Artur Krajanski
Institutionalisation of the history of pharmacy and the making of the museum
(Excerpt from the text: Fatović-Ferenčić, Stella. From Pharmacies to Faculties – The Collection of Diplomas and Charters of the Croatian Museum of Medicine and Pharmacy, the Croatian Academy of Sciences and Arts (HAZU), as Attestation to the Development of Pharmaceutical Education in Croatia. // Diplomas and Charters from the Collection of the Croatian Museum of Medicine and Pharmacy. Zagreb: Croatian Academy of Sciences and Arts; Croatian Pharmaceutical Society, 2019. Catalogue of the exhibition, pp. 5-60.)
The ideas connected to the beginnings of institutionalisation and professionalisation of the history of pharmacy as a vocation in Croatia developed already at the end of the 19th century and occurred in the first decades of the 20th century, especially through the activities of professional societies, journals, as well as due to the efforts of some individuals. Although at the time the pharmaceutical class was powerfully polarised regarding its interests, the motivation connected to preserving the professional heritage was entirely unanimous and unique. Among the members of the Croatian Pharmaceutical Society was the already mentioned Stanislav Ilakovac, who in his pharmacy had a large library and a collection of almost all the world’s pharmacopoeia, and later others followed his example too. Furthermore, there were the first incentives to studying pharmacy as a scientific discipline, and a need to establish a pharmaceutical-historical institute and a pharmaceutical museum. An especially powerful élan in this respect took place inside the Croatian Pharmaceutical Society in the period between 1937 – 1940 with the suggestions about locating the future museum in the premises of the Croatian Pharmaceutical House.
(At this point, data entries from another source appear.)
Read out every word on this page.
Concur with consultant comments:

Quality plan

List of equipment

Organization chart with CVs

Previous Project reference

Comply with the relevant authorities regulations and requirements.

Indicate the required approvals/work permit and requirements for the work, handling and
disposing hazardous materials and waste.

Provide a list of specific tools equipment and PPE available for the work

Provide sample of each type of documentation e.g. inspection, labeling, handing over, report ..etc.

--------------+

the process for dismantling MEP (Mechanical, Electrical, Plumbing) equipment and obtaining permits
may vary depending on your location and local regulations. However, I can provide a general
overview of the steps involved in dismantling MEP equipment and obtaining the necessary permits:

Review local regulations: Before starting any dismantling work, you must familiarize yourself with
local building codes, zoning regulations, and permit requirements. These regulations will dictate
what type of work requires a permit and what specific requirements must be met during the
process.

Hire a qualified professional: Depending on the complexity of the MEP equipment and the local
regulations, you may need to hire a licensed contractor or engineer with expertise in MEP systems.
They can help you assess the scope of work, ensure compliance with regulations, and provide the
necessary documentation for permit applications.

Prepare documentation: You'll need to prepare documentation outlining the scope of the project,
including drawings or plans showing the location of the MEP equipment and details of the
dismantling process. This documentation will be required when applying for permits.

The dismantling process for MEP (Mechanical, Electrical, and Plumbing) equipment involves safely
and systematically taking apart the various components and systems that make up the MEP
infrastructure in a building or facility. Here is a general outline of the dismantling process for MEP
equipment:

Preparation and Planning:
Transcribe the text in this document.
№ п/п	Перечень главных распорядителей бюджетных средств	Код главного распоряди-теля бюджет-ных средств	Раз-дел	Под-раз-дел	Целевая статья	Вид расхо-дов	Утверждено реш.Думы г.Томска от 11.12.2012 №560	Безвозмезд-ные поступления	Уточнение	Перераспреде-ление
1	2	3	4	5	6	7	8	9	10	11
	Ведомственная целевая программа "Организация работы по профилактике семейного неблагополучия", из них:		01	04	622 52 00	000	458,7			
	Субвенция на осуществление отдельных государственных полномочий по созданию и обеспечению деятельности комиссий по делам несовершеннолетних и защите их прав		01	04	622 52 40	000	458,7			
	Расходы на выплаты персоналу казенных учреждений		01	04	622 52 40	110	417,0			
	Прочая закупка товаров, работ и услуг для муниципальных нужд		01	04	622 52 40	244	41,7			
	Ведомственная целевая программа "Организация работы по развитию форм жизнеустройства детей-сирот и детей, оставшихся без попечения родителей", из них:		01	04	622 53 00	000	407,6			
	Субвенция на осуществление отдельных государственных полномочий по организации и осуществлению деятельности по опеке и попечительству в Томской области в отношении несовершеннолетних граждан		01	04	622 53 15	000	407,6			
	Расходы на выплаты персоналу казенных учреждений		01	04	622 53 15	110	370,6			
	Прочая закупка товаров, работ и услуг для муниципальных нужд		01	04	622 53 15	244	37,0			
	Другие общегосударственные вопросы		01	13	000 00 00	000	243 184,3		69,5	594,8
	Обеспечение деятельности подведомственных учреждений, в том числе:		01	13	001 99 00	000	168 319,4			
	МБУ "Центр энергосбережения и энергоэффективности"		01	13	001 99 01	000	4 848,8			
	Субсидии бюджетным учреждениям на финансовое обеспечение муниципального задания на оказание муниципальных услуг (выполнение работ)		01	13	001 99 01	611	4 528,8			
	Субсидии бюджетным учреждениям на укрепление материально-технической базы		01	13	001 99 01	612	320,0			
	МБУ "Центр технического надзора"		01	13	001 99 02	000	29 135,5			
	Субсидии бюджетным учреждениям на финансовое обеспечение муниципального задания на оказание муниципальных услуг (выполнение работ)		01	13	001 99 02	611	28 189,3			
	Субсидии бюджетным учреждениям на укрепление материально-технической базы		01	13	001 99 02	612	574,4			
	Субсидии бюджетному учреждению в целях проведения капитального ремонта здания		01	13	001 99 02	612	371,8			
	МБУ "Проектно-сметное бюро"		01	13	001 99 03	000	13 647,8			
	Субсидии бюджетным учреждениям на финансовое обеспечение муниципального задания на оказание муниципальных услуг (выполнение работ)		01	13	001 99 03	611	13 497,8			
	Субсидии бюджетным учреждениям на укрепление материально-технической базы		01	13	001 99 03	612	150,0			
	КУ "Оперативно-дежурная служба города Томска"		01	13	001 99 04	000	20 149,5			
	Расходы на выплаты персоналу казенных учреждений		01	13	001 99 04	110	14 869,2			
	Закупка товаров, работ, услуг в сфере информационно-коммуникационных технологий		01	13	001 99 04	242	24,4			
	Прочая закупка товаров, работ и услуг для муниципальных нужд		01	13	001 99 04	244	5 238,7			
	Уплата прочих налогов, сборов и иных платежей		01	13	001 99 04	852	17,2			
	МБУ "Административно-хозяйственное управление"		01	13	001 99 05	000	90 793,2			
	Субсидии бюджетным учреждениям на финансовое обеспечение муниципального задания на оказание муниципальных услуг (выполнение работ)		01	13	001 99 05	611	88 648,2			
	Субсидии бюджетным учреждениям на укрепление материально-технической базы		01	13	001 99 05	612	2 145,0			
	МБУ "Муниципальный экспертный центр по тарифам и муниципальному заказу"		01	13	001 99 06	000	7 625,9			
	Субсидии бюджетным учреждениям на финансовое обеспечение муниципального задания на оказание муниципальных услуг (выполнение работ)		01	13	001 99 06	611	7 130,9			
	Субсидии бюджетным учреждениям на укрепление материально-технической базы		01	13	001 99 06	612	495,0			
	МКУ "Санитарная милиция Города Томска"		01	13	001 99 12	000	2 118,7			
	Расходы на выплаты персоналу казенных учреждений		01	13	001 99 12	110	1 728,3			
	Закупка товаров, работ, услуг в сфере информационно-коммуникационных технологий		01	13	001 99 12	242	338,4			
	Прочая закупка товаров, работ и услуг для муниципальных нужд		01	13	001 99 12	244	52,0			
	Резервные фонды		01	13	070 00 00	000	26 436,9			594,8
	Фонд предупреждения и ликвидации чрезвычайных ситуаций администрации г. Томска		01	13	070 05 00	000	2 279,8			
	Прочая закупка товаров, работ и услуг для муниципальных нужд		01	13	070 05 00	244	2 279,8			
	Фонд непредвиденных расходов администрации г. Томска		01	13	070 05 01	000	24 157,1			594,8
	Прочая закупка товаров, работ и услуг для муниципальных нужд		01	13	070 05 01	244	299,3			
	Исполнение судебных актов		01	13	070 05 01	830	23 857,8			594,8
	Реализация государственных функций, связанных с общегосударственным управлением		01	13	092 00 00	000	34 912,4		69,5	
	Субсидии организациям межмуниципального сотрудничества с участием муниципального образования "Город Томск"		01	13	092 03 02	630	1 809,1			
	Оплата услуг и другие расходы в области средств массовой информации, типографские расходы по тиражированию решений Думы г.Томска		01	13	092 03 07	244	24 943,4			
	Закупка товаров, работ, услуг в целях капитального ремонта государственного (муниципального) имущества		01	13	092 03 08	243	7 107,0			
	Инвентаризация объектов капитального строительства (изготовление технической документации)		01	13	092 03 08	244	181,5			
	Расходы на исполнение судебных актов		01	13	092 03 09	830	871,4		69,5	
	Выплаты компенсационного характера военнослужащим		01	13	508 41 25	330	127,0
As for collecting items for the museum, it was Artur Krajanski (1884 – 1941) who stood out the most in 1939. One of his greatest wishes was to become a lecturer and teach the History of Pharmacy at the Pharmaceutical Department of the Faculty of Philosophy. Although his request was denied, Krajanski continued with his activities in researching the history of pharmacy and the efforts to establish the Museum of the History of Pharmacy, as part of the Pharmaceutical Society. Unfortunately, this idea of his was not realised either.
An important step forward took place in the 1950s within the newly established Croatian Pharmaceutical Society and a lot of effort invested by pharmacist Hrvoje Tartalja, who graduated from the University of Zagreb in 1931. Due to his activities in the newly formed Pharmaceutical Society of Croatia, he was elected president several times and was also the co-founder and long-time editor and collaborator of the journal Farmaceutski glasnik. In 1950 the curriculum of the Faculty of Pharmacy introduced a new mandatory subject: The History of Pharmacy. Due to Tartalja’s endeavours, and with the help of the new Croatian Pharmaceutical Society, the Institute for the History of Pharmacy was founded on 19 April 1952. It established its collection by taking over the items which were kept on the premises of the Pharmaceutical Society, those stored in the Museum of Arts and Crafts and by purchasing objects from various pharmacies. In 1960 the Institute of the History of Pharmacy integrated with other such institutes and collections of the Physicians’ Assembly, as part of the Institute for the History of Natural, Mathematical and Medical Sciences at the Yugoslav Academy of Sciences and Arts. This collection became the responsibility of the Croatian Museum of Medicine and Pharmacy upon its founding in 2014. The museum holdings, among other important collections, highlight the preserved diplomas and charters of Croatian pharmacists as valuable historiographic and museum material.